A velha senhora começou a ser assediada pelo Alemāo. Ela vinha de uma família muito  bem remediada e tinha o talão de cheques liberado. Mas os exageros avançavam,  assim como a doença. E a filha da velha senhora, uma jovem senhora, nāo suportava mais ver sacolas de roupas novas intactas no quarto da māe.

Aos poucos, os cheques foram sumindo e os talōes emagrecendo. Os apelos da velha nāo mais eram atendidos pela jovem, que  apertava as rédeas da conta bancária da māe. Lentamente, a velha senhora foi perdendo a capacidade de locomoçāo, graças ao Alemão e a outros males associados. A filha descobriu que uma tal Regina telefonava  com frequência para a mãe, propondo entregar em domicílio os últimos lançamentos da loja em que trabalhava. Maomé ia à montanha. E sacolas de roupa continuavam aparecendo no quarto.

A jovem senhora, desesperada com o sumidouro contínuo na conta bancária, resolveu interferir naquela amizade e mudou o número dos telefones da casa e do celular da mãe. A velha, de memória enfraquecida, só nāo se esquecia de pedir à filha  que na volta do trabalho passasse na loja e deixasse um recado para que Regina telefonasse. A jovem fingia esquecer. Um dia, chegou em casa com a notícia de que Regina fora demitida, sem deixar paradeiro.

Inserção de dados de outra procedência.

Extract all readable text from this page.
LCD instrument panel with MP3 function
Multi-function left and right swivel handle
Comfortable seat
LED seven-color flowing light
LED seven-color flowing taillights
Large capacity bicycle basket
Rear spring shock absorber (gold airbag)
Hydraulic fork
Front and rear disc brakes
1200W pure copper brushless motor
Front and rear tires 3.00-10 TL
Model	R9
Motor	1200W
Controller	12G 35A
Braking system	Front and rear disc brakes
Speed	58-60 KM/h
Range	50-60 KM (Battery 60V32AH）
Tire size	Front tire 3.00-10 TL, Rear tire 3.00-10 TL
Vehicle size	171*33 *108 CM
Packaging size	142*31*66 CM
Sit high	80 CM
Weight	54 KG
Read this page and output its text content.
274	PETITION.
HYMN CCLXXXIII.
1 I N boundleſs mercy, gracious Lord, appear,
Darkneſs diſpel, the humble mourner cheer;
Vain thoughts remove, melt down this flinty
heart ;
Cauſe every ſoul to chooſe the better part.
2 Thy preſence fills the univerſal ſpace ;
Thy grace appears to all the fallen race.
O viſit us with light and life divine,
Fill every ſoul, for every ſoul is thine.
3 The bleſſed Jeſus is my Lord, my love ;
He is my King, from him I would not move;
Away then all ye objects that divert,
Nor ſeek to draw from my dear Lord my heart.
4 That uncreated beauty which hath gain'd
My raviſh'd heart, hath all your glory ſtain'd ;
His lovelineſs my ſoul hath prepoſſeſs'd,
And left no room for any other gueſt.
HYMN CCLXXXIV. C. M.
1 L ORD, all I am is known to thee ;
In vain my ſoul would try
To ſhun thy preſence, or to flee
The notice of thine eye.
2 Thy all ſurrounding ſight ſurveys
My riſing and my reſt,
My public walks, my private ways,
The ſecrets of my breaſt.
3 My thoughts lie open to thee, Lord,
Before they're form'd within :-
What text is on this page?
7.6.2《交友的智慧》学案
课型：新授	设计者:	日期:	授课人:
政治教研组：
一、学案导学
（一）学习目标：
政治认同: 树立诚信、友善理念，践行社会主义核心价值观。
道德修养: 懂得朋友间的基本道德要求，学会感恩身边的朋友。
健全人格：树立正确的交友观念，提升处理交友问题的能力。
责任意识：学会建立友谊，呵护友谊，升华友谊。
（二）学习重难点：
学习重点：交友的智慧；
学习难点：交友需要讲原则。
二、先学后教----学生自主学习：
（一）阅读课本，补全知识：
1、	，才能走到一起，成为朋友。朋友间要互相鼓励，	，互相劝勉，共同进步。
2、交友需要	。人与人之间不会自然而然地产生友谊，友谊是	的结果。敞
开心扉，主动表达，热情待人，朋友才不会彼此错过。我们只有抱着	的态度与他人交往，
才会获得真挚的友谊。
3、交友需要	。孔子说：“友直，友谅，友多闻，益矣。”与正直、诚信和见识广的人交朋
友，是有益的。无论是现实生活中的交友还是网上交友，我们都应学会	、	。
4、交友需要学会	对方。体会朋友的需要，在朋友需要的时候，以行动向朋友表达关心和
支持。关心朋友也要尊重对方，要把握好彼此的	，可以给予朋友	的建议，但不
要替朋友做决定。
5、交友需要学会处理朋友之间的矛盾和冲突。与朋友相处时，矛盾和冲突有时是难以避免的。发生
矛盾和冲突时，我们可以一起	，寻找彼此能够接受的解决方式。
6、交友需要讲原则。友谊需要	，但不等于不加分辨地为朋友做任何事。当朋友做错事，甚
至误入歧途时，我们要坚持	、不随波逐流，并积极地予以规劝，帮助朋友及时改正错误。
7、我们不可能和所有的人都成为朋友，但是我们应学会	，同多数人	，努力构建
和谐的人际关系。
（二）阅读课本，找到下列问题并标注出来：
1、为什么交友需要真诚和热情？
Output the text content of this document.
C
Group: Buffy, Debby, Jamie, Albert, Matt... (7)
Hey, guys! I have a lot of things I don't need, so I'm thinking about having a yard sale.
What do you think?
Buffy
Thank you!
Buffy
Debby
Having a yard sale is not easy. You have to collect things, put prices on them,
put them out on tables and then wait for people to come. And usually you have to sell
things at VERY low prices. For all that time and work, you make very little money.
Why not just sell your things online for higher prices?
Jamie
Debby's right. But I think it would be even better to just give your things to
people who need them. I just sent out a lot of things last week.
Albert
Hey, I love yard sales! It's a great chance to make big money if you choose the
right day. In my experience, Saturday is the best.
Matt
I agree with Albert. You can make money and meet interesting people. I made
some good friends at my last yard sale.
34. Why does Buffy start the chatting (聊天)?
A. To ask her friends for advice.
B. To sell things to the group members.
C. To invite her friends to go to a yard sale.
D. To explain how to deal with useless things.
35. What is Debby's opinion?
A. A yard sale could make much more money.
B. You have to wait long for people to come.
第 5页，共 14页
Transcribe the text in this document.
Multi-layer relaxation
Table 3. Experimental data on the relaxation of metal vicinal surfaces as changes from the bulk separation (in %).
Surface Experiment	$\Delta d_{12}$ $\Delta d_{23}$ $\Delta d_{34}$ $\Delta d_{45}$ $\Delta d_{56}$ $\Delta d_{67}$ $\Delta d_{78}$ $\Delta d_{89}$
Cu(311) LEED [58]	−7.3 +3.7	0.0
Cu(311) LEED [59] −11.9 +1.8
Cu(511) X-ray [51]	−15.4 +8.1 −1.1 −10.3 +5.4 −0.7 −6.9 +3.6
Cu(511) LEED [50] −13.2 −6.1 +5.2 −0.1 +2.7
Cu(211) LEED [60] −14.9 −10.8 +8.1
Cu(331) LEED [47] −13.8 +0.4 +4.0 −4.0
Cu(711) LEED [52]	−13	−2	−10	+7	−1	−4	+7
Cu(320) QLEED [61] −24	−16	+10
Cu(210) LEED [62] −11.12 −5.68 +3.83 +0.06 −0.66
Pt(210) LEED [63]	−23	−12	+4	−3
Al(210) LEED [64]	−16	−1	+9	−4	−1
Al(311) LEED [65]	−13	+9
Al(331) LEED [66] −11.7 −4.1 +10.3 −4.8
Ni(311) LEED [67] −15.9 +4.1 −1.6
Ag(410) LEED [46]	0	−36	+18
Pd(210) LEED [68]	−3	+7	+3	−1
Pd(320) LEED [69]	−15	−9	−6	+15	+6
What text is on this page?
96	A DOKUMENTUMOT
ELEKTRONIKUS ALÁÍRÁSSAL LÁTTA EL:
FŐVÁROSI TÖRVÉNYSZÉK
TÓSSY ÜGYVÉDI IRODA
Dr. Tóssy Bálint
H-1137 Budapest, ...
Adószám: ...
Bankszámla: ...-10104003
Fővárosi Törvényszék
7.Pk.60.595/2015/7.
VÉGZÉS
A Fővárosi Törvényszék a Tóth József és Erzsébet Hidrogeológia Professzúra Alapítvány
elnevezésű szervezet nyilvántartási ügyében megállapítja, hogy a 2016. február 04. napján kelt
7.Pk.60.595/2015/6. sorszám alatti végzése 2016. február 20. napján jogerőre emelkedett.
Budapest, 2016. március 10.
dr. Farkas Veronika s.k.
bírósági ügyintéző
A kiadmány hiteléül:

A velha  senhora lamuriava-se pelo sumiço de Regina e de seu pouco caso em ter partido sem deixar qualquer pista. E foi ficando cada dia mais triste, sem novas sacolas de roupas novas. Numa tarde de outono, a velha e a jovem senhoras passeavam pelo calçadão, uma sentada na cadeira de rodas que a outra empurrava.

A mãe pediu que parassem para apreciar um aviāo que cruzava o céu puxando um banner. Em casa, com olhos lubrificados de esperança, disse para filha que queria contratar aquele avião para que voasse pela praia puxando uma faixa com os dizeres  “Volta Regina”.

A jovem senhora foi enrolando, enrolando e enrolando. E protelou tanto a ideia que a velha senhora parou de pedir até que esqueceu de viver.

A história foi ouvida num salão de beleza, quando a  jovem senhora se preparava para fazer as unhas. A manicure, Regina Célia, se apresentara a ela  dizendo o nome enquanto abria o vidro de removedor.

A propósito… –  começou a mulher, estendendo as mãos.